In case any of you weren't aware, being treated like an idiot is something I can't abide.
So we stopped talking for a long while. I mostly figured it was just her dealing with grief and while a friend doesn't pull back when their friends hit rough times, I was only just getting to know her, and I thought it best to wait until things settled down before continuing.
So I IMed her last night, and withing five minutes I knew it was a mistake. She started questioning why I never had quotes from this saint or that pope, because those were usually more inspiring -- to which I said (1) I simply haven't stumbled upon anything I felt pertinent from them (nor have I looked, really) and (2) it's not really my intent to 'inspire' so much as to get people to think, or at the least convey my mood.

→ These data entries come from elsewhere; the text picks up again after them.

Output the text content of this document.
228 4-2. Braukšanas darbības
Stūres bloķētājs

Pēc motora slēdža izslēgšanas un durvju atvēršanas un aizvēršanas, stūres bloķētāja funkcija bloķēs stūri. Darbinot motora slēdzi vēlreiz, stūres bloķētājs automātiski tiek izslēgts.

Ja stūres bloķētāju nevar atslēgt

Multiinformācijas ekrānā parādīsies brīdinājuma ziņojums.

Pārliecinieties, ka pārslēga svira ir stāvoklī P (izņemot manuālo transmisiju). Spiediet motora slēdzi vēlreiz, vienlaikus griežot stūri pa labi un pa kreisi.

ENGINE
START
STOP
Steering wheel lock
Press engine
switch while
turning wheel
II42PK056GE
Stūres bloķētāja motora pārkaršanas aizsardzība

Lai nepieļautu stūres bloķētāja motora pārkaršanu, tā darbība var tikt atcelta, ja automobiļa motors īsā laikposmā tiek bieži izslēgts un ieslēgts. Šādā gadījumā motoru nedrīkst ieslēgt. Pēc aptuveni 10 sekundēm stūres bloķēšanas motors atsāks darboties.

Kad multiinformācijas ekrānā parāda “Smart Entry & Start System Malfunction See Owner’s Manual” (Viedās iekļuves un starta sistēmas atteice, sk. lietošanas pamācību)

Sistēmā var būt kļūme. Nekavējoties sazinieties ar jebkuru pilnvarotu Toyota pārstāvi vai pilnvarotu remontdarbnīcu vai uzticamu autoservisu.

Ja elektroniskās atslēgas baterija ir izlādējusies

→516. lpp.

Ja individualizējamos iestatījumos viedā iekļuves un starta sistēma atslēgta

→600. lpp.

This morning I left the last lines of T.S. Eliot's poem "The Hollow Men" (this is the way the world ends/ not with a bang but a whimper) as my away message. I came home and found two messages from Mary: "t.s. eliot was very antichristian was he not" and "i don't think he had the rapture in mind did he".
This is a great example of what I was saying in point one, with the Curtis-esque ineptitude! Yes, yes, the words do say something about the end of the world, but... Gah! I really don't think Eliot was talking about the literal end of the world there, for one thing, and what does that have to do with being antichristian even if he was? I don't think there's anything particularly antichristian by saying the world will literally end in silent despair. But even on top of that... The man wrote "Murder in the Cathedral," and at the very least that was 'non-antichristian' enough for my highschool (which was particularly Catholic) to require it as required reading. So I have to wonder, has she ever read anything by or about Eliot, or is she just attacking him (rather pointedly, too) because of the one line that I quoted in my message?
Just... rahr, the anger.
no subject
She noted that Eliot was in a time between World Wars, and that society had lost a lot of hope and faith in the wake of the horrors of war, and "isn't it so great that we had people like X and Y to pull us from that malaise." Yeah, that line gagged me for the sugariness -- not a direct quote from her, but very nearly. I responded that he was a man wounded by war, in a time wounded by war, and that the worst that could be said is that he didn't have a lot of happy things to say -- but that doesn't make him a bad person, nor does it make the truths he speaks any less true.
And, frankly, I don't think there's anything "anti-christian" about doubt or questioning or any of that. but that's a whole 'nother conversation for a whole 'nother time.